Sunday, January 24, 2010

BioMetals 2010

Online registration for 7th International Biometals Symposium (BioMetals 2010) is now open. The meeting will take place in Tucson, Arizona, USA, July 25—30, 2010.

Sessions are planned on Arsenic: Toxicity and Transformation; Siderophores and Iron Transport; Interplay of Metals; Metals and Gene Regulation; Metals in Disease and Metal Transport. See the current list of invited speakers.

The conference is limited to 200 participants, so early registration is recommended.

Monday, January 18, 2010

Metals in ancient Egypt

The al of “alchemy” is an Arabic article, but what about the rest of the word? Wikipedia mentions theories favouring Egyptian, Greek or Persian origin of the root. Whatever the etymology, it looks like ancient Egyptians knew quite a lot of chemistry.

This table of Egyptian symbols for the metals (don’t think any of them is in Unicode) misses two or three metals known to ancient Egyptians. According to Hamed A. Ead,

tin was used in the manufacture of bronze, and cobalt has been detected as a coloring agent in certain specimens of glass and glaze. Neither metal occurs naturally in Egypt, and it seems probable that supplies of ore were imported from Persia.
Mercury <...> is stated to have been found in Egyptian tombs of from 1500—1600 B.C.
Perhaps not surprisingly, the terminology used in ancient Egyptian chemical literature sometimes was deliberately misleading:
The use of the trade names for the purpose of concealing the character of the substance used where secrecy seemed desirable was not unknown at that period.
The secret names as the later alchemists used extensively: “blood of the serpent”, “blood of Hephaistos”, “blood of Vesta”, “seed of the lion”, “seed of Hercules”, “bone of the phyasimian”, etc.
The term “blood of the dove” used in the papyrus, von Lippmann has identified from other sources as meaning red lead or sometimes cinnabar.
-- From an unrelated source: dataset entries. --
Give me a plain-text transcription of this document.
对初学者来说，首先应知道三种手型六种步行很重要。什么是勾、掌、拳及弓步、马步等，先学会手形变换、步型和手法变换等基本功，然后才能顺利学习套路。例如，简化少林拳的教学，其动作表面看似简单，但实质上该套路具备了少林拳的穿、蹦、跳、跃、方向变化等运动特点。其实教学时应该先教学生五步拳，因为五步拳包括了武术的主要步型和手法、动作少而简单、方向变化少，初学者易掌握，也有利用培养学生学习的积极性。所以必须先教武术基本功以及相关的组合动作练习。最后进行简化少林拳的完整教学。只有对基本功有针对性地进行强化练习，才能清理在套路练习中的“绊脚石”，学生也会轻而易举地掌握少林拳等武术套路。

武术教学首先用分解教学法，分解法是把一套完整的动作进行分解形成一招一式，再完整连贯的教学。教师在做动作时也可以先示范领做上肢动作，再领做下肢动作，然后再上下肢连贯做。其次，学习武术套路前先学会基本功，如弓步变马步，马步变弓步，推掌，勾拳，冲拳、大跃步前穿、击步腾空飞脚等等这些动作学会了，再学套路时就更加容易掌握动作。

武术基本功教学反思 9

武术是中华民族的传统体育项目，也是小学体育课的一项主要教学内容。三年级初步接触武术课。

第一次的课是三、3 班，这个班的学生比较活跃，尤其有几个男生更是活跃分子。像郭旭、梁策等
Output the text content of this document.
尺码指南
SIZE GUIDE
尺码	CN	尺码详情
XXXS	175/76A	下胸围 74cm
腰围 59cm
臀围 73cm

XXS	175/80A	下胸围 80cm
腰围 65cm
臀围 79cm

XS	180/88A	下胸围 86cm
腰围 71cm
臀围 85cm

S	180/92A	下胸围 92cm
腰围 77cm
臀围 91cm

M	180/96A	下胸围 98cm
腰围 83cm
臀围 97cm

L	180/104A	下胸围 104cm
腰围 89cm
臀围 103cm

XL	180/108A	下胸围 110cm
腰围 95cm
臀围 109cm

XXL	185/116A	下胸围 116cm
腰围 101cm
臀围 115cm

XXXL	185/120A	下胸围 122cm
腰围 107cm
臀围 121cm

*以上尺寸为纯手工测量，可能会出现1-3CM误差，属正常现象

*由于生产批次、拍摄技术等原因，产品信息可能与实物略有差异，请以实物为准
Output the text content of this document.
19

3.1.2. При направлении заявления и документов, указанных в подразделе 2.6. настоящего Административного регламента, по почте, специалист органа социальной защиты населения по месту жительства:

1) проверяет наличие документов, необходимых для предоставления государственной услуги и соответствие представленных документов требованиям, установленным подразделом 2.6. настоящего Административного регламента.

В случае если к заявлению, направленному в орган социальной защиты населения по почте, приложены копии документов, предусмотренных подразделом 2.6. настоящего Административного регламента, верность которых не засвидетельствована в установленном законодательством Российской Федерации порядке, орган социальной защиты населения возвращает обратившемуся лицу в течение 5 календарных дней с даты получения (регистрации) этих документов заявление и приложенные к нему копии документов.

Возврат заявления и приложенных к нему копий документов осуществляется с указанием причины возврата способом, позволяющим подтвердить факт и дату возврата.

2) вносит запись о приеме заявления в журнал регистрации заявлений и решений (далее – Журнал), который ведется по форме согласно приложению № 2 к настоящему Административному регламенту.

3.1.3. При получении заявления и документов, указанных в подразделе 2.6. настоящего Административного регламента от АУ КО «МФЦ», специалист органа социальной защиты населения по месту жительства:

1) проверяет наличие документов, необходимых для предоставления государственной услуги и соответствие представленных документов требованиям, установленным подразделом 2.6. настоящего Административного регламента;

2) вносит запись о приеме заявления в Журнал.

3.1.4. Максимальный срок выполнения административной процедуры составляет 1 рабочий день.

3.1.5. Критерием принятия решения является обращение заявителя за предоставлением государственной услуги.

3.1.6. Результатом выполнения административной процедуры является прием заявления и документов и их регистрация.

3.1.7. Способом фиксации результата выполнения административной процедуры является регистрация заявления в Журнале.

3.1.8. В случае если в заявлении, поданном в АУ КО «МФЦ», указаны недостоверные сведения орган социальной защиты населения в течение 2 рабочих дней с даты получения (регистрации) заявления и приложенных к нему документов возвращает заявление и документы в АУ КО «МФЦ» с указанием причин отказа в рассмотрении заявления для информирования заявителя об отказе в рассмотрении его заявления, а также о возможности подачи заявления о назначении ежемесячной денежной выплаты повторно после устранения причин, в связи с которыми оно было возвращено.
Saturday, January 09, 2010

Below minus forty

Cold snap, you say? I do remember one New Year’s Day when the temperature in the Moscow region dropped below −40°. (Celsius or Fahrenheit? In this particular case, it’s the same: −40 °C = −40 °F = 233.15 K.) On 1 January 1979, we woke up in the (late) morning only to discover that we are stuck without any tea or hot food. We couldn’t switch on the gas cooker, which was running on propane/butane mixture. Why? As explained in this useful guide,

When the temperature of the liquids falls below its current boiling point the pressure inside the canister will no longer drive vapour out.

The boiling point of butane is −0.5 °C and that of propane is −42 °C; the temperature outside was below −42 °C, and the gas canisters were outside!

My mum called for a friendly neighbour who was better equipped than us. We kids did not worry too much about a guy warming up a gas canister with a blow torch. Anyway, everything went just fine and we had a wonderful day.